India runs a current-account deficit, which makes it reliant on foreign inflows and vulnerable to swings in investor sentiment and the currency. Borrowing from overseas will not only increase the risk of currency volatility, but also boost debt costs on dollar bonds when the rupee weakens.
Ashwani Mahajan, co-convenor of the Swadeshi Jagran Manch, an economic policy group linked with the ruling BJP, said foreign debt would open India up to inflation threats too.
“It’s not correct to say these bonds are providing us cheap loans. We are ignoring the currency risk in this," he said by phone from New Delhi. “It may cause huge inflation in the country. If you start borrowing from abroad more currency will need to be printed. So it’s a dangerous idea."
The group is consulting with economists and will raise its concerns directly with Modi, he said.
The government points to India’s low external debt — which at about 20% of GDP is below most emerging-market peers — as providing room to borrow internationally.
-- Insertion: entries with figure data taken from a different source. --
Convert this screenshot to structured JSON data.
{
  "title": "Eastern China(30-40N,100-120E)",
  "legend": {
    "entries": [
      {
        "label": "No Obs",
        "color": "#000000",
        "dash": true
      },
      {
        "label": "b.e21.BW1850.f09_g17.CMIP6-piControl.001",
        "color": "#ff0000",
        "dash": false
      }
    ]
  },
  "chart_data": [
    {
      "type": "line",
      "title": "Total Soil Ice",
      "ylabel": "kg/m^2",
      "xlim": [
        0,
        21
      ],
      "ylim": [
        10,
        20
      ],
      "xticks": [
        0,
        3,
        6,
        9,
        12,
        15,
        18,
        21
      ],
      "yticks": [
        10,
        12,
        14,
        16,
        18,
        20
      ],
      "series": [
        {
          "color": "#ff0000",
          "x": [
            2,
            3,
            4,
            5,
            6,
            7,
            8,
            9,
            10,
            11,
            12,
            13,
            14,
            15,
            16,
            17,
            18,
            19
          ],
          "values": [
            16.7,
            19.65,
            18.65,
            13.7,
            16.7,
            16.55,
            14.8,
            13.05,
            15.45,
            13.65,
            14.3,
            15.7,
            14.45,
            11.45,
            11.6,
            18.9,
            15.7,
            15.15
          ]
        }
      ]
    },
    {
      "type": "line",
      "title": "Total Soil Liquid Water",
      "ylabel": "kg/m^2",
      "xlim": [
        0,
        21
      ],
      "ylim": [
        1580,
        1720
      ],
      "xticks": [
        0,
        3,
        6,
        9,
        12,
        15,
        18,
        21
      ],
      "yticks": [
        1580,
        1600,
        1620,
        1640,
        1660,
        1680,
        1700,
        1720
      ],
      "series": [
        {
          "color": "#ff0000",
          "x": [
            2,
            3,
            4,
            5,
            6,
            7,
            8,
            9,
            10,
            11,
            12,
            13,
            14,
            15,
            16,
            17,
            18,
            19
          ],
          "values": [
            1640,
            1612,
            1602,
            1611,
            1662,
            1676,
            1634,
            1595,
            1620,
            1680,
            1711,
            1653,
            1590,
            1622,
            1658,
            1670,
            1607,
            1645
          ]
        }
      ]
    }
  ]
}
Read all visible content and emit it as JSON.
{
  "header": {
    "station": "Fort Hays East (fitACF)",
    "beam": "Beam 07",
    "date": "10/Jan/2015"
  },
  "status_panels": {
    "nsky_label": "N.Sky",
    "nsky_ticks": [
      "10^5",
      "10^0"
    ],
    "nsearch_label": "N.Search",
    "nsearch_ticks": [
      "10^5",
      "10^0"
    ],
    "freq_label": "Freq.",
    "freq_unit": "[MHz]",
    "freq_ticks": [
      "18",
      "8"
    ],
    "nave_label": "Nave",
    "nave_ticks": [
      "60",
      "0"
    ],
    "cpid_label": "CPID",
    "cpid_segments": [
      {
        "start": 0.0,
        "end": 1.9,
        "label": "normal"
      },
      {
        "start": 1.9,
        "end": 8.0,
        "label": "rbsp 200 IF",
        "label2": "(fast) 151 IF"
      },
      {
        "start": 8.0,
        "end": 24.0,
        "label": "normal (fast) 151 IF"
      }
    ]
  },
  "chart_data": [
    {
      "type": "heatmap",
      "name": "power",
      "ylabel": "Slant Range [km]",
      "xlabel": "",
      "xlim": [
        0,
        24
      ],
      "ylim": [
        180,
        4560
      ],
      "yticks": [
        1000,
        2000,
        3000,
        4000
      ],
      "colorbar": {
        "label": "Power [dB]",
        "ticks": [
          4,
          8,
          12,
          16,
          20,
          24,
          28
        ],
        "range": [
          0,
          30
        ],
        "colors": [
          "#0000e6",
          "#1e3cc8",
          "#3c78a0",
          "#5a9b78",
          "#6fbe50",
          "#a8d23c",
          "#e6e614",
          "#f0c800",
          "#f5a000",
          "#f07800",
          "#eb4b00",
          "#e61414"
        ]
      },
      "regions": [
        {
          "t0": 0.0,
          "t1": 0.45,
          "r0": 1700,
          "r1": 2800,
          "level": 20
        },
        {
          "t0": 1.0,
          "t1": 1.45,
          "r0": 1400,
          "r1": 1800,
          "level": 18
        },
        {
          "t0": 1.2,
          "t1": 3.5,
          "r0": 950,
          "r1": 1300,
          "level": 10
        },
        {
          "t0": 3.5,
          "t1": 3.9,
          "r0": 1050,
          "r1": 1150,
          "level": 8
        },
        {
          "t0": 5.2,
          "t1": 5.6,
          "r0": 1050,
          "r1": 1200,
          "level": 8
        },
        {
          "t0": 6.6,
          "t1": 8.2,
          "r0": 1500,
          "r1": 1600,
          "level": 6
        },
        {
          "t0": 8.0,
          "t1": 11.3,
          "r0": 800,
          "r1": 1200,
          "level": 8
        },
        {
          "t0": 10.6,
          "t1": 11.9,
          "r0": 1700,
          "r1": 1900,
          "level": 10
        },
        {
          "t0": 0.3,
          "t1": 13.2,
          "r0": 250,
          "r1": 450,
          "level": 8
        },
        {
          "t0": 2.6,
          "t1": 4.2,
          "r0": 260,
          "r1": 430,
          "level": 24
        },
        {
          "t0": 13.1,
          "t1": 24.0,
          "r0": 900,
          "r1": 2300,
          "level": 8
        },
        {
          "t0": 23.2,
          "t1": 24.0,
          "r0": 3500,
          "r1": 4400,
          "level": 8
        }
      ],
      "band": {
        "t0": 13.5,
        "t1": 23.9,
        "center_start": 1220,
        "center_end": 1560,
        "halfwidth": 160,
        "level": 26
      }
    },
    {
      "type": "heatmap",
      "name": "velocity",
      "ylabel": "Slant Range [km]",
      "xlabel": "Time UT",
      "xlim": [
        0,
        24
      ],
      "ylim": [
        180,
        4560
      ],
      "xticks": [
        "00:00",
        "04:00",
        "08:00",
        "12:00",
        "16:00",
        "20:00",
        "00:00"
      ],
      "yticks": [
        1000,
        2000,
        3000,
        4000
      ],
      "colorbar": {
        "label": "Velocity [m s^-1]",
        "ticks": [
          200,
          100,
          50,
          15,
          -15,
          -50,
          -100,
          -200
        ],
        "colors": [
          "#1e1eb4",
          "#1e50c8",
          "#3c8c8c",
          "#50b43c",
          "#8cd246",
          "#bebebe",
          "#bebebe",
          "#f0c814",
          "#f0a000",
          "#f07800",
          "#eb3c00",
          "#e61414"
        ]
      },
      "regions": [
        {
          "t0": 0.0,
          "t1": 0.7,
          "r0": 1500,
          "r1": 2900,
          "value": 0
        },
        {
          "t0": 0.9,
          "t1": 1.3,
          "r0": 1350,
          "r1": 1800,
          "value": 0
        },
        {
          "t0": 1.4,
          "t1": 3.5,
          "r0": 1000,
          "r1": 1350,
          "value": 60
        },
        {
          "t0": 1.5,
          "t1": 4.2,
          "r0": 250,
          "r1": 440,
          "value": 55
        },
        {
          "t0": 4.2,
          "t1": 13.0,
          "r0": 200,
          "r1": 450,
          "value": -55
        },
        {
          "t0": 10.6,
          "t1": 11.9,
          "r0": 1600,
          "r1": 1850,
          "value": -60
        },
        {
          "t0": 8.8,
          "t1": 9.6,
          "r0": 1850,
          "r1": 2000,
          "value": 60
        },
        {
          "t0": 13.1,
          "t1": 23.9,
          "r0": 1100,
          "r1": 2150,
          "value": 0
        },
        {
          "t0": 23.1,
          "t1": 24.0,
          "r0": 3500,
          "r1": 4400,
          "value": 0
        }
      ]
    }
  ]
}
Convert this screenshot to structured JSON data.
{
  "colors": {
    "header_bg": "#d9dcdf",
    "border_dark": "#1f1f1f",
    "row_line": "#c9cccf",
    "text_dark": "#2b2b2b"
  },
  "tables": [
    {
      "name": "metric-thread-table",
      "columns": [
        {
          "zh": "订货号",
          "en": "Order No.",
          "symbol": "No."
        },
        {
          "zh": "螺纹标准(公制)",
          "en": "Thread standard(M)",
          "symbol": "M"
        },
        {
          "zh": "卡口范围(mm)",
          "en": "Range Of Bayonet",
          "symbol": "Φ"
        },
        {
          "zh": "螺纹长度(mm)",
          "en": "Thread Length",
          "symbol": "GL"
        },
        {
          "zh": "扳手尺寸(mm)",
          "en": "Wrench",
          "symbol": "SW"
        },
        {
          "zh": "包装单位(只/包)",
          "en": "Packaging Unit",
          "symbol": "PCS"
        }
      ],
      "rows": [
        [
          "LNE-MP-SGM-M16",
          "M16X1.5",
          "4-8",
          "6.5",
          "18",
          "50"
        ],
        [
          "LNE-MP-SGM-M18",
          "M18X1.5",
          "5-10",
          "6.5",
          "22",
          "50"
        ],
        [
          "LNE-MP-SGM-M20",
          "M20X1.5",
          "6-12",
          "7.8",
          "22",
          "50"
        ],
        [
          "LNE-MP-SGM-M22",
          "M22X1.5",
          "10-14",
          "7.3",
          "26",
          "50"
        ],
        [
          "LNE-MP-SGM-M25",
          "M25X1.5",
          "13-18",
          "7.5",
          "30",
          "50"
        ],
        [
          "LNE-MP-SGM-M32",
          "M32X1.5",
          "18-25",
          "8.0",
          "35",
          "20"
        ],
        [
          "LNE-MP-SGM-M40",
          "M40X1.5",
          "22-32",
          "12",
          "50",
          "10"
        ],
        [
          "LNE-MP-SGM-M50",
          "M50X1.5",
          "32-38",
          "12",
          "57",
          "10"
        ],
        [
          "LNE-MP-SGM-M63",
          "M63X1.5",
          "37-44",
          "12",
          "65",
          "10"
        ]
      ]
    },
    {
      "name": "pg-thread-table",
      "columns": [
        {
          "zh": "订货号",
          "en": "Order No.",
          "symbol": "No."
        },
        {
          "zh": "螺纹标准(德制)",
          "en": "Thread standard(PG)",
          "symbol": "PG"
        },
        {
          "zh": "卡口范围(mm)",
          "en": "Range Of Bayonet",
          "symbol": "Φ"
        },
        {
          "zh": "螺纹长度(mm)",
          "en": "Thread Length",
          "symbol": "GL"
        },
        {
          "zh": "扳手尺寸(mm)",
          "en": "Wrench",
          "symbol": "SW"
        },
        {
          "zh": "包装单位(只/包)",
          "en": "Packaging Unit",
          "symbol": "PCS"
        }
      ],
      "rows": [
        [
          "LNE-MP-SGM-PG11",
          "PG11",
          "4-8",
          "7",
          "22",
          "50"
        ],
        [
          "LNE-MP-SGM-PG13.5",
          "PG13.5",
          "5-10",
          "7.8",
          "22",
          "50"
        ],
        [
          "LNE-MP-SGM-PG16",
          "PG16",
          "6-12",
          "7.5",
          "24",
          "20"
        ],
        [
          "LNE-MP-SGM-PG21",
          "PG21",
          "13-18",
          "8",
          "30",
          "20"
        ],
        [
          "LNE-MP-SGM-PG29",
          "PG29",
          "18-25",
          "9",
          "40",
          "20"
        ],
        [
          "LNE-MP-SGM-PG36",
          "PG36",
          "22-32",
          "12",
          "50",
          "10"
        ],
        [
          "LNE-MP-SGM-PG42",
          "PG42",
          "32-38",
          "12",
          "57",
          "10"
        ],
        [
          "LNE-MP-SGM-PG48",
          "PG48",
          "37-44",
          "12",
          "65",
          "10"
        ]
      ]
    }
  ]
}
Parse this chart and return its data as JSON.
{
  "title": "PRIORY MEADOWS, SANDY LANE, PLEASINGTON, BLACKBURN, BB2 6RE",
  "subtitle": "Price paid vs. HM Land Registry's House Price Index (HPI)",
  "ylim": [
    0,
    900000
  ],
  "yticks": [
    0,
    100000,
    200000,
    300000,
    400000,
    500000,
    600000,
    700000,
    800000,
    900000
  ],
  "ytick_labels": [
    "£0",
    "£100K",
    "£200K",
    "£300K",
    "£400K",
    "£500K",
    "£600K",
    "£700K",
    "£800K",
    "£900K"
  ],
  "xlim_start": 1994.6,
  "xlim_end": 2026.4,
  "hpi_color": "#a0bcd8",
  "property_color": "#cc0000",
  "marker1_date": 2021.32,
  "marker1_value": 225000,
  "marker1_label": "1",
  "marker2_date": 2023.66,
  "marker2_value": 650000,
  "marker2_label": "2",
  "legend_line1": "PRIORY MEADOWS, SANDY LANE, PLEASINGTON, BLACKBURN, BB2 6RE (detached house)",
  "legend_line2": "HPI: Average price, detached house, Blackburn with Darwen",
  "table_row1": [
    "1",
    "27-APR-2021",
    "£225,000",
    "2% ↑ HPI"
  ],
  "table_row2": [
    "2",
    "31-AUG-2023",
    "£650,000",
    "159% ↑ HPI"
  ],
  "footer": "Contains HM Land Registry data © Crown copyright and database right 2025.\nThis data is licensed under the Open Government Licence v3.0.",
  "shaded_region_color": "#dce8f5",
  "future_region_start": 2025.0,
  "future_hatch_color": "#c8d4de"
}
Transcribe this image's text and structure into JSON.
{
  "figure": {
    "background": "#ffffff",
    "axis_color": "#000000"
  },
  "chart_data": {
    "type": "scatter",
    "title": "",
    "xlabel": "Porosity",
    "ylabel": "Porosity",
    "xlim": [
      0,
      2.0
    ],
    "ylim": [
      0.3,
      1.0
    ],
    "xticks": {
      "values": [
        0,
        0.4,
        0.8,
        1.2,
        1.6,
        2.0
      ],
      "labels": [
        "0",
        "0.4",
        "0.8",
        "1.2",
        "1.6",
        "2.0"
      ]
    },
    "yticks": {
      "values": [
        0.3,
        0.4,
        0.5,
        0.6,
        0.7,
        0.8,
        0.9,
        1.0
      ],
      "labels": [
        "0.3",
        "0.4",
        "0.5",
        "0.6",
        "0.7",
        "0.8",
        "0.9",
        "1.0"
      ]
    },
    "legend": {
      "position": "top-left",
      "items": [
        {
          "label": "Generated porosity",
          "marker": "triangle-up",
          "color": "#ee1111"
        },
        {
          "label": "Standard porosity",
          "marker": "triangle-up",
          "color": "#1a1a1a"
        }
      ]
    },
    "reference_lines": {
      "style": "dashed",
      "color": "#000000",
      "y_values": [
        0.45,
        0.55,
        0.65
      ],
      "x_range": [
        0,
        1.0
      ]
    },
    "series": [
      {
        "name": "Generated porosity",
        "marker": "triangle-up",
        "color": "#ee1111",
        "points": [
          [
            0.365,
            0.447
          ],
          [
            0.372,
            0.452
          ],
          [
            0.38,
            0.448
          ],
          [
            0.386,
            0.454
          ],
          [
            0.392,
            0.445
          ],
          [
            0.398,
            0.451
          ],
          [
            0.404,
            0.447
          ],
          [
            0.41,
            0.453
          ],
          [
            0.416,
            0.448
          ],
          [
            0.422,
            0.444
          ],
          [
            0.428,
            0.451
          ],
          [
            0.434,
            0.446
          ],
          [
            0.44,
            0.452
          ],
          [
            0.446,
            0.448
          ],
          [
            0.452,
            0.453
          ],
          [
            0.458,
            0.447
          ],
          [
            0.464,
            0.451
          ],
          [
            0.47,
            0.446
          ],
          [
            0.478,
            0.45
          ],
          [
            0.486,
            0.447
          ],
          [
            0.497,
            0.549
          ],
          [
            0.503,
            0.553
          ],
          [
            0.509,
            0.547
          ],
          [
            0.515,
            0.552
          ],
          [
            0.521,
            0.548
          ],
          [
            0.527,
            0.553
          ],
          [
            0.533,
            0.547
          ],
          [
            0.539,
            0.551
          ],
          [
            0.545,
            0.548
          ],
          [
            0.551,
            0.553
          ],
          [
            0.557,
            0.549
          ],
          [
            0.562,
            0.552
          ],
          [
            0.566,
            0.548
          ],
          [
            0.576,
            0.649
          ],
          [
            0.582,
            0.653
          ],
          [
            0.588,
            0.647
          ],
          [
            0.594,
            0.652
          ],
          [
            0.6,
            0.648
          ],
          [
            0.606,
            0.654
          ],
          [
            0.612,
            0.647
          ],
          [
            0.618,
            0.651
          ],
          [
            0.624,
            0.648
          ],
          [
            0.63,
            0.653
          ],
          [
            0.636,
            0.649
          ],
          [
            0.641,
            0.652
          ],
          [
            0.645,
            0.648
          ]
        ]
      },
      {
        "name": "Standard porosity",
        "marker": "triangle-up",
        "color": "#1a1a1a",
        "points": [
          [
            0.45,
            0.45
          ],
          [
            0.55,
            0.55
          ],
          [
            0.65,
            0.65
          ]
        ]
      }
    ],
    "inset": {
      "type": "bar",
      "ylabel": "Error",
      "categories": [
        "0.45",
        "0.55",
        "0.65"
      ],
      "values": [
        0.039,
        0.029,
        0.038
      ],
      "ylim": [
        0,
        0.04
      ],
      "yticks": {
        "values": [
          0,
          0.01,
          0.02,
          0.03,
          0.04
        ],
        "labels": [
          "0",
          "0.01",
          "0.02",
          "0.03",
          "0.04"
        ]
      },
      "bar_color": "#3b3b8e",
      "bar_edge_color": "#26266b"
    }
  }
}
The government is under pressure to borrow more to fund spending pledges, and is already planning to sell a record ₹7.1 trillion ($103 billion) of debt in the local bond market in the current fiscal year through March. It’s targeting a budget deficit of 3.3% of gross domestic product this year, but total public sector borrowing, which includes those by regional governments and state-owned companies, is estimated at more than 8% of GDP.
Potential investors are looking for fiscal restraint from the government, and see an international bond as instilling discipline on finances.
“We really want to select credits where we know they will be conservative when they come to the market, disciplined in terms of size and pricing of the transaction, and that there are good checks and balances locally, whether through the budget process or through parliament, which really ensures that the use of proceeds is very tight," said Lupin Rahman, head of emerging-market sovereign credit at Pacific Investment Management Co. in London.
Analysts point to potential risks in India that have caused problems for some highly indebted countries in the past. In Argentina, sovereign bond yields and credit default swaps — insurance against non-payment — surged in 2010 after the central bank governor quit over pressure to transfer capital reserves to the government.
In the same year, Greece was plunged into economic crisis after irregularities in accounting procedures meant the government had under-reported its fiscal deficit numbers.
In India, the government too is seeking a greater share of the central bank’s reserves, while the nation’s economic data has come under question amid accusations of political interference.
“Global markets and investors can be pretty unforgiving," said Amartya Lahiri, head of the Center for Advanced Financial Research and Learning, a Mumbai-based think-tank. “An overseas borrowing program will likely bring about greater market discipline on public finances."